Avance rapide d’une semaine et rendez-vous le 11 novembre. Retour à la Boekenbeurs, cette fois pour une dédicace de « Ring Oost » sur le stand de mon éditeur, un énorme espace bardé de bois clair et de tables modernes, des milliers de livres arrangés en tours, des lampes en forme de livres ouverts (voir ici et ici pour la Boekenbeurs en images). Bref, un truc du feu de dieu avec des dizaines de « Ring Oost » en évidence sur la tête de ban. Le Mâle et les puces m’accompagnent, les petites excitées à l’idée de me voir attablée avec une foule de fans en furie. Difficile de leur faire comprendre que…hum…je suis encore plus inconnue au Nord qu’au Sud. Si une personne arrivait à ma table, par hasard ou pour demander son chemin, ce serait déjà énorme :D. Leur père, cependant, me délivre très vite et les emmène pour un lunch et un tour de shopping livres tandis que je m’installe à la place qui m’est réservée, auprès de deux « collègues » déjà bien entourés. Je reconnais aussitôt l’un d’eux, je l’ai rencontré la semaine précédente : Toni Coppers. Autour de lui, des centaines de bouquins, dont son dernier titre qui vient juste de sortir de presse. La foule qui se presse devant sa chaise ne désemplit pas et lui laisse à peine le temps de boire une gorgée d’eau, de mordre dans un sandwich. Pourtant, il garde le sourire et accorde à chacun le temps nécessaire d’une bonne discussion, d’échanges d’anecdotes, etc. Oui, tout le monde connaît Toni et Toni connaît tout le monde. C’est hallucinant. Il me fait un petit signe et retourne à ses dédicaces. Elle n’arrêteront pas des deux heures où je serai là…et dire qu’il est à demeure sur les deux semaines ! Vous imaginez le monde ?!

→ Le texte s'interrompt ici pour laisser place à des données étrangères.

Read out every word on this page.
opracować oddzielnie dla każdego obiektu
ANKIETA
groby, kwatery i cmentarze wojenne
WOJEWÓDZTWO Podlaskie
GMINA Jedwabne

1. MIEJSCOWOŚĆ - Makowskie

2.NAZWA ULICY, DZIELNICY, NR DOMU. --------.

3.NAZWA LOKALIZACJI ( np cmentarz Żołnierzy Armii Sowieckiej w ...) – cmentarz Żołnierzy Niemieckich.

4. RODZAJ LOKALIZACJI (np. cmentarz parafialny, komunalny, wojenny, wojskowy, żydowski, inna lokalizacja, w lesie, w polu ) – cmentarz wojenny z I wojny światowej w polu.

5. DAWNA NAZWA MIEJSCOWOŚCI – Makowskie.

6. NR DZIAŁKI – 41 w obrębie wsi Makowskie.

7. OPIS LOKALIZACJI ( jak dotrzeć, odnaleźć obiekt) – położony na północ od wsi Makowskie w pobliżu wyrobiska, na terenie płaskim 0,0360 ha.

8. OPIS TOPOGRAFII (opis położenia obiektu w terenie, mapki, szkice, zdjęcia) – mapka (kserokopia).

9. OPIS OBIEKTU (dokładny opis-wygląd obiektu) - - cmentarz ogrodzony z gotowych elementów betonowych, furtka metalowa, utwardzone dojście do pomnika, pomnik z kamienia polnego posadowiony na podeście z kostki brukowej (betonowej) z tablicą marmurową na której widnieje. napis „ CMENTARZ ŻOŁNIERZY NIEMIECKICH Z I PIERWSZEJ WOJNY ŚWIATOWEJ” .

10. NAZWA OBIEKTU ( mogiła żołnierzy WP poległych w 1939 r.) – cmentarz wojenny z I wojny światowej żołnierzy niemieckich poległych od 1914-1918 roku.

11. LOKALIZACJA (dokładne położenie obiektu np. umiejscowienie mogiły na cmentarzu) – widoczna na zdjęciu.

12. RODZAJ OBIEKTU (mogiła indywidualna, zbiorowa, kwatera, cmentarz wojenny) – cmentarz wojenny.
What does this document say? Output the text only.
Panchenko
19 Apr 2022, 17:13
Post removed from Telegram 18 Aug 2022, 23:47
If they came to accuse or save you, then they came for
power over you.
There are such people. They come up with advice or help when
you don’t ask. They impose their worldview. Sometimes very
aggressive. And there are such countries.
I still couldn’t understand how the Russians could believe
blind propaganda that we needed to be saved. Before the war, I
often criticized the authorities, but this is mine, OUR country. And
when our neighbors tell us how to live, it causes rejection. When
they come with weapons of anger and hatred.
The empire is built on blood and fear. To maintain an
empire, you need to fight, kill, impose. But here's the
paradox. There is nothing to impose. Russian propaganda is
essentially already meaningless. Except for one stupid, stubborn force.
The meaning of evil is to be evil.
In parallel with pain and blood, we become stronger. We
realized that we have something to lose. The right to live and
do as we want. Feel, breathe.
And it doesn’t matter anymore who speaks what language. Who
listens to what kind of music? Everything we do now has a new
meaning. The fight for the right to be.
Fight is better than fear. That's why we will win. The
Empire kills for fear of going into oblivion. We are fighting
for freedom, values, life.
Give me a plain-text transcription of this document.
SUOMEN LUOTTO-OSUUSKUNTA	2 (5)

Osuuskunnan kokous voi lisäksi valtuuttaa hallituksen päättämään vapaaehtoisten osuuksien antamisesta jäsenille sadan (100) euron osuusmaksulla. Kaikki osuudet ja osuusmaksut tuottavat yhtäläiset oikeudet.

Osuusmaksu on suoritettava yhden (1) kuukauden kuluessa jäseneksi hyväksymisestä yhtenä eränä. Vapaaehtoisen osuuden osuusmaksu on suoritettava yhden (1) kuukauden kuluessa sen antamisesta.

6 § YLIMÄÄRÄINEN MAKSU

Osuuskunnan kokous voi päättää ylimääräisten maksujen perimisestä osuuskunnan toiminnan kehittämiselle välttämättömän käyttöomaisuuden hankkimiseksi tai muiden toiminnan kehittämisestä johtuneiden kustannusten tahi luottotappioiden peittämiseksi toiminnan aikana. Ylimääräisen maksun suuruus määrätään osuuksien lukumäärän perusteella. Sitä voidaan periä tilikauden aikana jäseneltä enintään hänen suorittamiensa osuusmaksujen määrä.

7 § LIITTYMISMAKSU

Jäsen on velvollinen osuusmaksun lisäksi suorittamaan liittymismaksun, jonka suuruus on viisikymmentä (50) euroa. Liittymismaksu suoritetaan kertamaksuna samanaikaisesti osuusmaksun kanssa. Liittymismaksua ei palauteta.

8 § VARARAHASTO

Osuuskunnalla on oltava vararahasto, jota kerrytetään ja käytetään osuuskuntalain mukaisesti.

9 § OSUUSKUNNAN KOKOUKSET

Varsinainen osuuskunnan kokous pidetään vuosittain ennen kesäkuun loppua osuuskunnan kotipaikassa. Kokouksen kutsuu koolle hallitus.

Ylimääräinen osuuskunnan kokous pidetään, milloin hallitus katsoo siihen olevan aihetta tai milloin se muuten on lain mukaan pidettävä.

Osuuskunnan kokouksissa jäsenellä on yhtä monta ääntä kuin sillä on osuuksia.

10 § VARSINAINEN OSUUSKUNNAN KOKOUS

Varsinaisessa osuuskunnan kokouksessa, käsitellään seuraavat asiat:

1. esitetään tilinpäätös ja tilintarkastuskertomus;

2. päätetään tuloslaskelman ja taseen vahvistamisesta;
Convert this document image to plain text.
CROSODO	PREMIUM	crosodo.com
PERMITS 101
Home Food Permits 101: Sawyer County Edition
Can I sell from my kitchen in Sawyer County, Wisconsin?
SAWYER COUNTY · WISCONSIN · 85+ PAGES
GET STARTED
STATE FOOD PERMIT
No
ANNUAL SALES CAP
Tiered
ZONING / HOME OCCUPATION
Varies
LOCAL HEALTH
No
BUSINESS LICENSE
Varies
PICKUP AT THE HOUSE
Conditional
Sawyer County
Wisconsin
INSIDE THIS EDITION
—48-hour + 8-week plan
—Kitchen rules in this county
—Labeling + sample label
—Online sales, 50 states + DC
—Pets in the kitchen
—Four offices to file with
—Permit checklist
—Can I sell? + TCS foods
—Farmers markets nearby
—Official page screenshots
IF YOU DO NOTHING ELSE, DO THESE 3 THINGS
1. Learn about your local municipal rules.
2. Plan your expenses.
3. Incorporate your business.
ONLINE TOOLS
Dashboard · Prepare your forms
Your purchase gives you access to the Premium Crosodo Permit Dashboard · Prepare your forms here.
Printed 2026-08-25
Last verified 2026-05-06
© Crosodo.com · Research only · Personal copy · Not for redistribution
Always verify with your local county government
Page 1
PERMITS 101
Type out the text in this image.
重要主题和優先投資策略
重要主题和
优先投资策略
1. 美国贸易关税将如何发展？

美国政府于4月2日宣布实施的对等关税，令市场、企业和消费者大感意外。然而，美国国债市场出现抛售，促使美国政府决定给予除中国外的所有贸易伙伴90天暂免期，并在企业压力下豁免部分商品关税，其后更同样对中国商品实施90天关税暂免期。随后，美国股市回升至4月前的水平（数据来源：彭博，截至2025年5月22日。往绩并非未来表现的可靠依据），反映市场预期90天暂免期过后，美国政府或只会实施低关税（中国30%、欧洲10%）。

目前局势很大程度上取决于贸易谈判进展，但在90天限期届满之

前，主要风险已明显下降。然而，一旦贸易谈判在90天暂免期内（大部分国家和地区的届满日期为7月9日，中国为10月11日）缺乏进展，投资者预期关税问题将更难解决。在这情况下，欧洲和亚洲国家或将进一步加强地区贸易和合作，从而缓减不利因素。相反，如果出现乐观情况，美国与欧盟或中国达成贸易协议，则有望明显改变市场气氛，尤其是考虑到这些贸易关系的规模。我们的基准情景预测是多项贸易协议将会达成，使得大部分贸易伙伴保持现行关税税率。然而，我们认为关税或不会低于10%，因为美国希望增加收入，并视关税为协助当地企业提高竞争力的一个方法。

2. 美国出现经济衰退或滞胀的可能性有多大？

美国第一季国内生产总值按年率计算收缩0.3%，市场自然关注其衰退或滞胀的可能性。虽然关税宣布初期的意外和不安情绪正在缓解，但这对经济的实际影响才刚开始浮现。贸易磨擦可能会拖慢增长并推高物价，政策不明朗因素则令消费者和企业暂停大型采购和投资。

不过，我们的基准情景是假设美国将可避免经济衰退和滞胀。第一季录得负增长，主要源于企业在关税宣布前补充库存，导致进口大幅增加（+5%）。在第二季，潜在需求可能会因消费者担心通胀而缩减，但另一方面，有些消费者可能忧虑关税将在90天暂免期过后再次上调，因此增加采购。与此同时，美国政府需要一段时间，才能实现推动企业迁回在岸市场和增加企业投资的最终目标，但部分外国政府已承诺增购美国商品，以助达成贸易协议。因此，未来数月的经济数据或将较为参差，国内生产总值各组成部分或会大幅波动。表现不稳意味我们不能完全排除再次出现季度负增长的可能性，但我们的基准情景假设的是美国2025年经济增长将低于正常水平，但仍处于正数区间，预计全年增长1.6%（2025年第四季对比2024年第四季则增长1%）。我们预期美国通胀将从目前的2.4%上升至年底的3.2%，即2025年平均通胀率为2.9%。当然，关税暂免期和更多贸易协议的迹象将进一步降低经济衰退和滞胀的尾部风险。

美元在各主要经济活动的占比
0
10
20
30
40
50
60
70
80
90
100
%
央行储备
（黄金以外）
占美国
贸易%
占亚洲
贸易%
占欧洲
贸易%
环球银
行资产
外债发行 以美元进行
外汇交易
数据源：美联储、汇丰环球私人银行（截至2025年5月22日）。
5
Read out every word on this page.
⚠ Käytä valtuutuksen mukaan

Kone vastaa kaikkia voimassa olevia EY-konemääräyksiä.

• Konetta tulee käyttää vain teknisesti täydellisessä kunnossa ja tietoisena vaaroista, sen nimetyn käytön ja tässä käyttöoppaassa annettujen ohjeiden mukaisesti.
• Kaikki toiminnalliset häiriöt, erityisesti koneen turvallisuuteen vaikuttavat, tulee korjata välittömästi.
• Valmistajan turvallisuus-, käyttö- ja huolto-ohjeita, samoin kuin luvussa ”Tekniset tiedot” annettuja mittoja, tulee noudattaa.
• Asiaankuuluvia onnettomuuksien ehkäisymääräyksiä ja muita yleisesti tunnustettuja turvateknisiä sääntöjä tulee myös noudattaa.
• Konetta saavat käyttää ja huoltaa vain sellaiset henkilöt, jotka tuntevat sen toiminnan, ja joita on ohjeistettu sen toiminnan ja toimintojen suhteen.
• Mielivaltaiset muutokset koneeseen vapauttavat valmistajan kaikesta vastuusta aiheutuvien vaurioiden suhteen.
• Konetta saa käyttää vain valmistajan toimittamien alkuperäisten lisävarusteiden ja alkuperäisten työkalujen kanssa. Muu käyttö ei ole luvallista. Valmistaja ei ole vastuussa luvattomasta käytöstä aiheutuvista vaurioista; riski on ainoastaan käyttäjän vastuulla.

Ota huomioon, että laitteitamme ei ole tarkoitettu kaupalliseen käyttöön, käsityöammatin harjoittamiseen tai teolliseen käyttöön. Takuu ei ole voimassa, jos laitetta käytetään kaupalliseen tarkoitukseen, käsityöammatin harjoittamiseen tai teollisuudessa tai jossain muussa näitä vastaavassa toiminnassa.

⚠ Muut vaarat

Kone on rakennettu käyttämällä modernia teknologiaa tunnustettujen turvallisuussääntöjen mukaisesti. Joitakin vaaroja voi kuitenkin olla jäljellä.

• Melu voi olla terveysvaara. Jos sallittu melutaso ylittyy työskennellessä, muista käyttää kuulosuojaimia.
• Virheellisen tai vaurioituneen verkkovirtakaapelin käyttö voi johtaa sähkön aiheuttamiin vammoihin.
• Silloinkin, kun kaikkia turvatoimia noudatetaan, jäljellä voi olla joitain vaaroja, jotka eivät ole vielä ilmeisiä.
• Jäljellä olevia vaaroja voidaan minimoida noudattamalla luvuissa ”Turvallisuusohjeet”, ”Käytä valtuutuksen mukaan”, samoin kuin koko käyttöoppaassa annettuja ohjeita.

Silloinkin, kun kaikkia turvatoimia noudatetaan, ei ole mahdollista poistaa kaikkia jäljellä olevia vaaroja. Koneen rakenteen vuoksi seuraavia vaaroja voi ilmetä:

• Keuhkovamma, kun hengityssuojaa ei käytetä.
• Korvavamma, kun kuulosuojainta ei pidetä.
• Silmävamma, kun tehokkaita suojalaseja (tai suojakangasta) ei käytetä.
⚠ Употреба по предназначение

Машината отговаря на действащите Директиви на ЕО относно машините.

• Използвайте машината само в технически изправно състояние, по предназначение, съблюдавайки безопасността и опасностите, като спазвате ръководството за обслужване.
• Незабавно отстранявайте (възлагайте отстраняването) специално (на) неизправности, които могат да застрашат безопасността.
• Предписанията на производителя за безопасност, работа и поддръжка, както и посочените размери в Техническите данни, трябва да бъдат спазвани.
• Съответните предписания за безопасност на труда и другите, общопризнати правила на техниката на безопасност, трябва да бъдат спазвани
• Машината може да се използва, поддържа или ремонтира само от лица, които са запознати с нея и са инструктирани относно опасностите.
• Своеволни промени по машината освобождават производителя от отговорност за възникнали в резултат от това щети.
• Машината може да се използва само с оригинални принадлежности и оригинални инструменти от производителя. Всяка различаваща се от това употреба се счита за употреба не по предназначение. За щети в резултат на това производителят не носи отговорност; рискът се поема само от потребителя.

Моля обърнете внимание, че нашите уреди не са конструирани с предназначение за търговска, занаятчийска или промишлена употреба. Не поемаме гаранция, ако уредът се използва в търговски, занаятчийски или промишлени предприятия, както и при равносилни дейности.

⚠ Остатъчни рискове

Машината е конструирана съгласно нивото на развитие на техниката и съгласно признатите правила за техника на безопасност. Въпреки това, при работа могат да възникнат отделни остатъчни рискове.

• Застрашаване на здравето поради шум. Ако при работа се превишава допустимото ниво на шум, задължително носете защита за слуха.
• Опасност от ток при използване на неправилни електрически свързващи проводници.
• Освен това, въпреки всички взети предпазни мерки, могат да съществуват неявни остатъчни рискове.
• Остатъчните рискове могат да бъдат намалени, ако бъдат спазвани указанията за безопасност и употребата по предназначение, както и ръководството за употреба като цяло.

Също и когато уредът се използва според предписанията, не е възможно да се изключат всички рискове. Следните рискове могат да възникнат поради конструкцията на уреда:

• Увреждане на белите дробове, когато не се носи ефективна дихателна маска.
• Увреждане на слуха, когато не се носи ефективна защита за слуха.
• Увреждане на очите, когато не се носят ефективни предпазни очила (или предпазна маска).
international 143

J’en profite donc pour faire connaissance avec mon deuxième collègue présent, dont la table vient juste de se libérer. Jan Van Der Cruysse, ancien porte-parole de l’aéroport de Zaventem et auteur d’une trilogie (bientôt une quadrilogie), « Bling Bling », couronnée de prestigieux prix en Flandre et aux Pays-Bas (Hercule Poirot, Schaduwprijs, Diamanten Kogel). Quelques minutes suffisent et, hop, nous voici à discuter à moitié en flamand, à moitié en français. Il me raconte comment se passe l’édition au Nord, je lui explique ce que je connais de l’édition au Sud. Les soucis sont, en somme, les mêmes : un auteur flamand édité en Flandre a du mal à passer la frontière pour conquérir un public hollandais, tout comme un auteur belge francophone édité en Wallonie a du mal à conquérir un public français. Mais éditer ailleurs qu’en Flandre est impensable pour eux, alors que passer à Paris est presque une obligation de survie chez nous. En cause : un public flamand hyper supportif et au fait de ses auteurs alors que les Bruxellois et Wallons ignorent presque tous qu’Eric-Emmanuel Schmitt est belge…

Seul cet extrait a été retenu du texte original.